Bernard Bailyn – The Ideological Origins of the American Revolution
This 1967 book has long been a Cato Institute favorite, and had been on my to-read list for years. It was particularly influential on Gene Healy’s Cult of the Presidency, which makes a compelling case for reining in an executive branch that has grown proportionally too powerful compared to the legislative and judicial branches.
Bailyn is a very detailed writer; his more recent The Peopling of British North America: An Introduction is so filled with minutiae in its chapter-by-chapter crawl of the different regions of North America’s east coast takes almost as long as the actual journey. Ideological Origins of the American Revolution is much livelier in comparison. It opens with a close look at the origins of pamphlets as a medium, in Bailyn’s usual microscopic detail, discussing everything from page size to word counts to stylistic conventions—yet it’s genuinely interesting, and difficult to put down.
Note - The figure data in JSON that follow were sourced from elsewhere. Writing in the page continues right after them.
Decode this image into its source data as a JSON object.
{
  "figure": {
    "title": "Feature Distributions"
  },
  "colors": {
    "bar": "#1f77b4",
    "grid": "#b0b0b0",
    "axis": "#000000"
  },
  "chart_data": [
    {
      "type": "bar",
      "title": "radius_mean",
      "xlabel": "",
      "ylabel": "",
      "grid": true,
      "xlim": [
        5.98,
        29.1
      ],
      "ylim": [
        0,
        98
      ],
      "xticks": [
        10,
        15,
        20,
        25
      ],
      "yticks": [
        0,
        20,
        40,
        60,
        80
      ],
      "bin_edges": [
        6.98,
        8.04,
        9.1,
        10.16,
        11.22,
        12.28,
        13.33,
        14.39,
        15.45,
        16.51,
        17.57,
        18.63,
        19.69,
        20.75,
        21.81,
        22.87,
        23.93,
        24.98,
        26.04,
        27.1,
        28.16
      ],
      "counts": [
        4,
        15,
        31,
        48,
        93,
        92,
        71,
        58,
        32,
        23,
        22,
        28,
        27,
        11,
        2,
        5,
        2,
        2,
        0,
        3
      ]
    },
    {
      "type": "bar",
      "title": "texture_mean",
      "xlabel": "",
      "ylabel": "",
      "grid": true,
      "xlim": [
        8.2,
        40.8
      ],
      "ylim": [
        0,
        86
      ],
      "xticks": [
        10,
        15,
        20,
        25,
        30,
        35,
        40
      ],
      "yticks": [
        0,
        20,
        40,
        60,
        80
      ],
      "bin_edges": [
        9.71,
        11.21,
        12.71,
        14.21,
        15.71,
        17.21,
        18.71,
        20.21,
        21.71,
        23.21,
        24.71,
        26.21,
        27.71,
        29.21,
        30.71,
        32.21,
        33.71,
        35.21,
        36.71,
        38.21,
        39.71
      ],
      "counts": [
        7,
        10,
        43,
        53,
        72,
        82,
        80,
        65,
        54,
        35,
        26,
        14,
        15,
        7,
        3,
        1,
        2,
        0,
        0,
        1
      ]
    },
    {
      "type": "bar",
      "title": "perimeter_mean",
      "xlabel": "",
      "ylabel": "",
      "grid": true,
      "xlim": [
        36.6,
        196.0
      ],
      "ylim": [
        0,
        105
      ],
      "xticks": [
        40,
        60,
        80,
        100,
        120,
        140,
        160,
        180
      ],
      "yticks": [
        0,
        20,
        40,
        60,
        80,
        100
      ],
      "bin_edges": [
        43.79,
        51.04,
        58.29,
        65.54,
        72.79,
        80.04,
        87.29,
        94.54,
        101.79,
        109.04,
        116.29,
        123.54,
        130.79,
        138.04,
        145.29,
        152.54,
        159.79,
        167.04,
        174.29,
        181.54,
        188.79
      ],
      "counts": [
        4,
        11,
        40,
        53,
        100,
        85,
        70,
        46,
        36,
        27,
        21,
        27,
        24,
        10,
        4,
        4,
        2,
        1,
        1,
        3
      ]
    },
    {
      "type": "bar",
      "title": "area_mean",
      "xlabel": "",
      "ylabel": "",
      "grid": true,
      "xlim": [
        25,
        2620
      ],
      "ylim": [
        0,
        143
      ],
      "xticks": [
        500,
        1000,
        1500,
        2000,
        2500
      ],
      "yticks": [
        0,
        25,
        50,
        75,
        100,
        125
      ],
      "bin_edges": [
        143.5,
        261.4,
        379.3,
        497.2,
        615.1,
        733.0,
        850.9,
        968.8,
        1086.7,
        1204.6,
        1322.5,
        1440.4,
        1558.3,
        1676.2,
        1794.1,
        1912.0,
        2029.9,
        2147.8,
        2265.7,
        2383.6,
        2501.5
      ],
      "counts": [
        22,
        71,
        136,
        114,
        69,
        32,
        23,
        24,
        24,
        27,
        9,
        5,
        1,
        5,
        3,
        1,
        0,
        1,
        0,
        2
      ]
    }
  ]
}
Other themes get similar treatment, but Bailyn always keeps in mind the bigger picture; there is method to his madness. Along the way I was surprised to learn of John Adams’ skepticism of Montesquieu, who inspired many revolutionary ideas. Adams, ever practical, thought Montesquieu’s thought too theoretical and idealized. Bailyn also offers insights into the debates over when rebellion was a legitimate course of action (Locke was not the only inspiration); the rejection of rigid European-style social hierarchy and titled nobility; slavery; freedom of religion; and more.